Trying to make sense of the debate around housing and heritage in Mt Victoria? Here’s some information that may help.
The Wellington City Council recently finalised the Spatial Plan for the city.
The Spatial Plan consultation occurred last year, and proposed significant changes to inner city suburbs like Mt Victoria. Pre-1930s demolition rules would be removed for around two-thirds of the suburb, and new height rules imposed that would have allowed developments of four to six storeys outside of character sub-areas, with no notification required.
Mt Victoria residents were firmly opposed to this – as part of council consultation, 60% of Mt Victoria residents said they did not support the inner suburbs proposals, including 53% who strongly disagreed.
Based on consultation across the city, the WCC considered a revised Plan, which you can read about in this council document (see page 25). Planning and environment committee meeting agenda 24 June 2021
This proposal from council officers put back some of the heritage protections removed in the draft.
However councillors agreed to revert to the original boundaries of the draft spatial plan.
Mount Victoria Historical Society view
- Increasing housing supply is important, but it’s just one part of the picture; low interest rates and favourable investment conditions are other significant factors in the high price of houses currently
- Since the draft Spatial Plan was released in 2020, the council revised its projected numbers for the inner city suburbs down very significantly, from an additional 14,000 people to an additional 4,731. WCC now says that Mt Victoria only needs to accommodate between 92 and 188 new dwellings, (223 – 454 people) over 30 years. We estimate that new houses are actually being built faster than this right now, under current policy settings!
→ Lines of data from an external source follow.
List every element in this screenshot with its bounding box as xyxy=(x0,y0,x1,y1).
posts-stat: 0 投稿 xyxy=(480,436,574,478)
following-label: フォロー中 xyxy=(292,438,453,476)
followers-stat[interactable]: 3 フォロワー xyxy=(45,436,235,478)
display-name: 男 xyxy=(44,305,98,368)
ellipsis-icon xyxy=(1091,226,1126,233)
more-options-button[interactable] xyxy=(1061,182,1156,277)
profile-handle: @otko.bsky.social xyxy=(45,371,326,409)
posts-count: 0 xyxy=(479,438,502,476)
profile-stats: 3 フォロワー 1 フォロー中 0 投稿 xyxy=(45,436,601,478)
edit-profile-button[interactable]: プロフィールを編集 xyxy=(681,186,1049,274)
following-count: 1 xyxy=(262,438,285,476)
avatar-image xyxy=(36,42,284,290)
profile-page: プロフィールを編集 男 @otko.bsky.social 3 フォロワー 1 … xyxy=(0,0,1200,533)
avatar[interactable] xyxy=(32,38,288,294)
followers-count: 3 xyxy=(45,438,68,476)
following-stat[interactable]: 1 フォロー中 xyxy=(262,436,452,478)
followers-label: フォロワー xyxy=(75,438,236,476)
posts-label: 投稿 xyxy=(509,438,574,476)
- There is plenty of other under-utilised land available in Wellington, that makes much more sense to develop first: Te Aro flat and Adelaide Road are prime examples. This land – currently occupied by car yards, storage facilities, restaurants, retail, and so on, could be turned into vibrant precincts that accommodate housing along with commercial operations. This has the benefit of being aligned with plans for infrastructure development, such as water pipe upgrades.
- Mount Victoria is already densely packed – in fact, we are one of the most densely populated suburbs in Wellington.
- Currently, 60% of Mount Victoria residents are renters. That will change if big old houses, currently rented out, are demolished and turned into expensive townhouses. This will lead to a loss of diversity.
- Mount Victoria’s heritage is nationally and internationally recognized. Once it has gone, it is gone for good, so decisions about its future should be considered very carefully.
The council will now start to consider the district plan, which is where the planning rules are set.